Em meio a toda essa tensão, como foi migrar da vida de intelectual para a de ministro em fim de governo?

Foi complicado. Claro que houve momentos muito recompensadores, como o lançamento da base curricular, uma das coisas mais importantes que pude fazer porque indica o que o aluno deve aprender, em que série, até onde, quais são os conteúdos importantes da história. Também aproveitei a crise do Fundo de Financiamento Estudantil (Fies) para focar mais em carreiras que fossem importantes para o Brasil. Para se ter uma ideia, 16% do financiamento do Fies estava indo para o Direito, uma área que tem um número absurdo de cursos: o Brasil sozinho tem tantos quanto o resto do mundo inteiro. Muito difícil mudar isso porque são faculdades lucrativas, embora quase 80% dos alunos nunca cheguem a obter a carteira da OAB e, consequentemente, não podem advogar. Tudo isso, em meio a uma gigantesca crise na qual a falta de dinheiro se tornou combustível poderoso, e foi agravada pelo fato de a presidente Dilma ter dificuldade para falar com a sociedade e com os próprios ministros.

O que ela poderia ter feito de diferente?

Ela não explicava bem a situação, não dizia ao povo: “Desculpem, mas o dinheiro está faltando e peço a colaboração de vocês pois teremos um ano ruim, ou dois.” Do lado dos beneficiados, não havia estrutura mental para lidar com a crise econômica, não sabiam da gravidade. Qual é a falha aí? Um governo não pode ter projetos que as pessoas apoiam só quando está saindo dinheiro. O apoio tem que ser mais forte e de longo prazo.

Isso ocorre pelo fato de o brasileiro ser despolitizado?

Sim. E o PT errou ao não transmitir que atrás da melhoria de vida tem uma política pública. E o apoio acabou na hora do “vamos ver”.

Como o senhor se sentia?

Teve um momento em que comecei a pensar em “O Alienista”, do Machado de Assis (1839-1908): parecia que a sociedade tinha enlouquecido. Foram momentos muitos difíceis, de pouca satisfação e muita insatisfação, até mesmo um sentimento de impotência. Agora, acho fundamental para a pessoa que pensa política ter esse contato direto com o tema.

O senhor diz que PT perdeu a imagem de partido ético. Acredita que a sigla ainda tem alguma chance?

Até o PT chegar ao governo, passou por 20 anos em que era visto como o mais ético dos partidos brasileiros, uma ética que se assentava no combate à miséria e na denúncia da corrupção.

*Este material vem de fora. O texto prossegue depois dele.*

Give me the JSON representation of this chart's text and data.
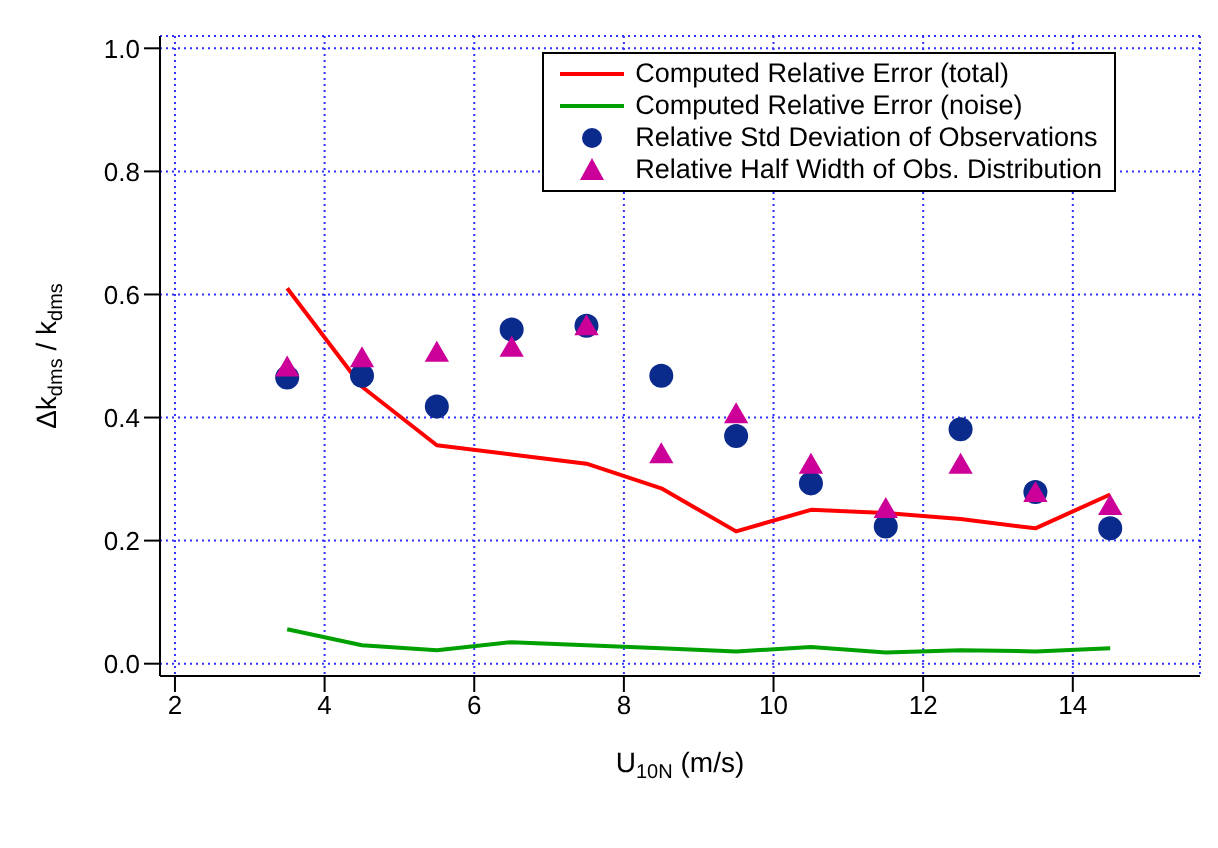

O partido chegava a ser acusado de ingênuo e diziam que não conseguiria governar de tão ético que era. Quando ele chegou ao governo, adotou políticas econômicas realistas, fez acordo com o capital político e conseguiu melhorar muito a condição de vida do brasileiro do ponto de vista do combate à miséria. Melhorou os instrumentos de combate a corrupção, mas parou de falar em ética. O PT perdeu esse discurso do compromisso ético junto com a igualdade. E, hoje, tem dificuldade de recuperar.